D’altra parte da tempo l’Italia non è più la sede produttiva principale e la delocalizzazione è andata di pari passo con la drastica riduzione di quella degli stabilimenti italiani, con conseguente chiusura di fabbriche, di reparti, di linee e cassa integrazione elargita a pioggia e per periodi sempre più lunghi.
Marchionne, che ha residenza in Svizzera e sembra paghi le tasse in Italia con un’aliquota ridotta di un terzo rispetto a qualsiasi altro contribuente, risparmiando così centinaia di migliaia di euro l’anno, è riuscito in un’impresa che ha potuto concretizzarsi soltanto attraverso la prossimità alla finanza internazionale che conta, alla condivisione della politica italiana di centro-destra e di centro-sinistra e alla “collaborazione” di Cgil, Cisl e Uil.
In pochi anni ha ridotto la maggiore industria italiana ad un “cassaintegratificio” eliminando il conflitto sociale e soprattutto limitando il costo del lavoro, facendo pagare il tutto ai lavoratori ed ai cittadini, ha delocalizzato la maggioranza delle produzioni aumentando i propri profitti con i quali ha acquisito la Chrysler, acquisendo così una dimensione internazionale rilevante.
Mentre negli Stati Uniti la Chrysler aumenta le vendite e gli utili, in Italia la promessa di Fabbrica Italia si è rivelata per quello che era: una bufala che serviva a tener buoni i lavoratori sino a quando il ruolo internazionale della Fiat non fosse decollato definitivamente: nessun investimento rilevante in Italia, cassa integrazione a piene mani, nessun nuovo modello.

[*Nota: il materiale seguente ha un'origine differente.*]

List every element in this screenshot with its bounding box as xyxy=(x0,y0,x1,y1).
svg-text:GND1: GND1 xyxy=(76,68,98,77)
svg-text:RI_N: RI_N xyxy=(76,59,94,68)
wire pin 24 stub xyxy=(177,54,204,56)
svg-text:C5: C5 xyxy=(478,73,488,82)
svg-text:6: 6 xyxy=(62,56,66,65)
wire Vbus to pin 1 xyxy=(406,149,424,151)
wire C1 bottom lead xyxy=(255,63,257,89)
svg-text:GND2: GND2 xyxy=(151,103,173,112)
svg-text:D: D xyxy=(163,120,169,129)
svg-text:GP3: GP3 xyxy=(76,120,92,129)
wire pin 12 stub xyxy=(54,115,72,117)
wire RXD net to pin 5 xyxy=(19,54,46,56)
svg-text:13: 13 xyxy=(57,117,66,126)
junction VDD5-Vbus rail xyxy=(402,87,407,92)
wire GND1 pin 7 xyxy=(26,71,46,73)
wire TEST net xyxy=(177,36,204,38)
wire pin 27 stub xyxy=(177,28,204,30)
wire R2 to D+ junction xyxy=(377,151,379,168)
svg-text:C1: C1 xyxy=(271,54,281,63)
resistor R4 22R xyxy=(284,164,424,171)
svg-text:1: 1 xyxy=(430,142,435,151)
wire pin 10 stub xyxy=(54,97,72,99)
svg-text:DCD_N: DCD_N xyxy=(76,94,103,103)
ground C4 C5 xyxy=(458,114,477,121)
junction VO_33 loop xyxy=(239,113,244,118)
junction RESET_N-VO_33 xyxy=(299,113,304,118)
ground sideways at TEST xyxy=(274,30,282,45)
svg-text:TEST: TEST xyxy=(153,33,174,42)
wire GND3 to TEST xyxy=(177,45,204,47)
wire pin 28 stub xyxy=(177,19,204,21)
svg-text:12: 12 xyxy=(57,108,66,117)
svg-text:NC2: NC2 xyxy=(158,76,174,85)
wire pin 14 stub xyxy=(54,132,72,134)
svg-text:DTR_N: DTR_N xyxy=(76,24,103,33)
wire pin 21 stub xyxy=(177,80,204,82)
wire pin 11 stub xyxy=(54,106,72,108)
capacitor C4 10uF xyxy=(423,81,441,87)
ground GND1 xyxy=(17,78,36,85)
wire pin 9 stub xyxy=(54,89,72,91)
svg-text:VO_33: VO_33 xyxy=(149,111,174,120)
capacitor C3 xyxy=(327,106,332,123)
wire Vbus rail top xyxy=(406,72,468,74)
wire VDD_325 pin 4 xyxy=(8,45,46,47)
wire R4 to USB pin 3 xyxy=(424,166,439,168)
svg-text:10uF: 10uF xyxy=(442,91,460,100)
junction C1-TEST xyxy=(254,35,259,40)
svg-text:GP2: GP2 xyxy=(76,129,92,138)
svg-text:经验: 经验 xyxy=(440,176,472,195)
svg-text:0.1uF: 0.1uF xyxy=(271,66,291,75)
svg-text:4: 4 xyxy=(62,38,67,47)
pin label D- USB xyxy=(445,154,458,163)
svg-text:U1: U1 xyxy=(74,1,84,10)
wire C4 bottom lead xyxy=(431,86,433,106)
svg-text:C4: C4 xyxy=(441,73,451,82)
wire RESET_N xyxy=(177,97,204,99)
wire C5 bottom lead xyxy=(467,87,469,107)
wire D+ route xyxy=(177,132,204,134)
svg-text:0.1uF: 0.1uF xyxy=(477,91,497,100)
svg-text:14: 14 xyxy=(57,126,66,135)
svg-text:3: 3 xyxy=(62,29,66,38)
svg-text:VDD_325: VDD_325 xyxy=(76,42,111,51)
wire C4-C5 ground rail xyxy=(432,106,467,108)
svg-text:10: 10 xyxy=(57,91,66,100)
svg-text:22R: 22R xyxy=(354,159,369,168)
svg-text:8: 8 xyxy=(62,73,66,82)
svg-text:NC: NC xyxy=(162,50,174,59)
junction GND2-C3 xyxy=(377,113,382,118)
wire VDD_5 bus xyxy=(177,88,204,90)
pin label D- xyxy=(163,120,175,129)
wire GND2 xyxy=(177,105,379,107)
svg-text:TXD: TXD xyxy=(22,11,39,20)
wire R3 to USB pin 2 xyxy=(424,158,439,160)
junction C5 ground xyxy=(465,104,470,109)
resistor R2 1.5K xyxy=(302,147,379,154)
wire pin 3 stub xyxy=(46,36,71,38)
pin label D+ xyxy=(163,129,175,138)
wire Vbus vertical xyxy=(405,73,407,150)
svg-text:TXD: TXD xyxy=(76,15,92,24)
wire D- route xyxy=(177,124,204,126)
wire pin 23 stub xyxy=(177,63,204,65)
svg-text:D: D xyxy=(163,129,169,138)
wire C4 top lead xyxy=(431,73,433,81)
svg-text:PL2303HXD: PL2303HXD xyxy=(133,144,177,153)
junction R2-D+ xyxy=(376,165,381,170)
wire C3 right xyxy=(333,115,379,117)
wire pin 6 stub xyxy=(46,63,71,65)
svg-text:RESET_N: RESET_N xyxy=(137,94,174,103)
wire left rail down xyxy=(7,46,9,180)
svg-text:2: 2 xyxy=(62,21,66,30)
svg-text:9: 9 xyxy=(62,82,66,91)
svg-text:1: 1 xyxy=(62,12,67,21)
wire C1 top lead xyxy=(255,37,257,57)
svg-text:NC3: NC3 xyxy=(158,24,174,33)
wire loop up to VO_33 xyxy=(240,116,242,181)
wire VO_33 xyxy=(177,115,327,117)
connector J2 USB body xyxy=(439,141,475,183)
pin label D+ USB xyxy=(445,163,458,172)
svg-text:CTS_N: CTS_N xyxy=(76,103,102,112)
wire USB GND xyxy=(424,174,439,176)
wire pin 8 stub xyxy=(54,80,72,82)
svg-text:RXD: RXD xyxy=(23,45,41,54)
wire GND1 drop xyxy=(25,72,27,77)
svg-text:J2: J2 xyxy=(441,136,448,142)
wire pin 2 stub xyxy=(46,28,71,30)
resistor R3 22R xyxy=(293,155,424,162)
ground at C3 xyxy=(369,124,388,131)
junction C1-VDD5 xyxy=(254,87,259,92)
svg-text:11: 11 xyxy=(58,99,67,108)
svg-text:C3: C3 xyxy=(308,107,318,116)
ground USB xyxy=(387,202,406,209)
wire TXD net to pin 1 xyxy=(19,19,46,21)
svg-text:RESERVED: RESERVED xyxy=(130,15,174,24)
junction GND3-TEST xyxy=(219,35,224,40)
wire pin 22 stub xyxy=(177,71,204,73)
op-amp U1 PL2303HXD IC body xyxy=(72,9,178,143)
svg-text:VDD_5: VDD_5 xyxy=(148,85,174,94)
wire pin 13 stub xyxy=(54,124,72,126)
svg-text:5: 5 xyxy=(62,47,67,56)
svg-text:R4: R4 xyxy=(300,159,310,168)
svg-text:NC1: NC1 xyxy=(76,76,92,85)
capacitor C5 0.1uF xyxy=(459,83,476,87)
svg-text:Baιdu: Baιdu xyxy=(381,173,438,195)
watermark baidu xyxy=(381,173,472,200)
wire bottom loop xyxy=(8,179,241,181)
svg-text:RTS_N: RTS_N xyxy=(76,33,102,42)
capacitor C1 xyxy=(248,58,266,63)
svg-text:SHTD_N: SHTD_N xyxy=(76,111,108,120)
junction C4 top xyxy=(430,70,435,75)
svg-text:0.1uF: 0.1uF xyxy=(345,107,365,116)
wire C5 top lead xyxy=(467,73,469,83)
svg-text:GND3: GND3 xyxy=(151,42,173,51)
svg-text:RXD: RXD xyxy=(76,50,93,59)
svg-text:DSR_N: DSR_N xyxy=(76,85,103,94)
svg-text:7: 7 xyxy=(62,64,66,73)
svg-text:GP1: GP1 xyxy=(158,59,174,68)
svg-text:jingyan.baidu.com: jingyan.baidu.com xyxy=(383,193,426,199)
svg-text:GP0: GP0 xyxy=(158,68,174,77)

In questo scenario il ruolo di Cgil, Cisl e Uil è stato distruttivo. La disinformazione fatta tra i lavoratori e nel paese ha di fatto favorito i disegni di Marchionne e la stessa Fiom che si era opposta al piano Fiat, ha poi via via ammorbidito le proprie posizioni, sino ad arrivare in questi giorni ad una vera e propria resa del vertice del sindacato Cgil dei metalmeccanici che è oggi occupato principalmente a fare le scarpe alla alleata congressuale Camusso, addirittura alleandosi con Renzi che da mesi fa la corte a Marchionne.
E allora la politica ed i media italiani dovrebbero contare almeno sino a dieci prima di magnificare il trionfo dell’industria italiana. L’acquisizione della Chrysler vuol dire essenzialmente ulteriore spostamento della produzione e dell’occupazione fuori dal nostro paese e chi oggi chiede in modo supplichevole che “si faccia qualche cosa anche per la Fiat in Italia” o non ha capito nulla o mente sapendo di mentire.
I lavoratori devono ora aprire definitivamente gli occhi e ricominciare a fare conflitto sui posti di lavoro, nelle fabbriche e nei territori, mandare a quel paese il sindacato “complice” e chiedere a gran voce alla politica ed allo stato di far restituire alla proprietà Fiat quanto sino ad oggi elargito dai contribuenti italiani sotto forma di aiuti di stato, di agevolazioni e soprattutto di ammortizzatori sociali. Con quello che abbiamo dato agli Agnelli ed alla proprietà in questi decenni, la Fiat avremmo potuto comprarla 10 volte!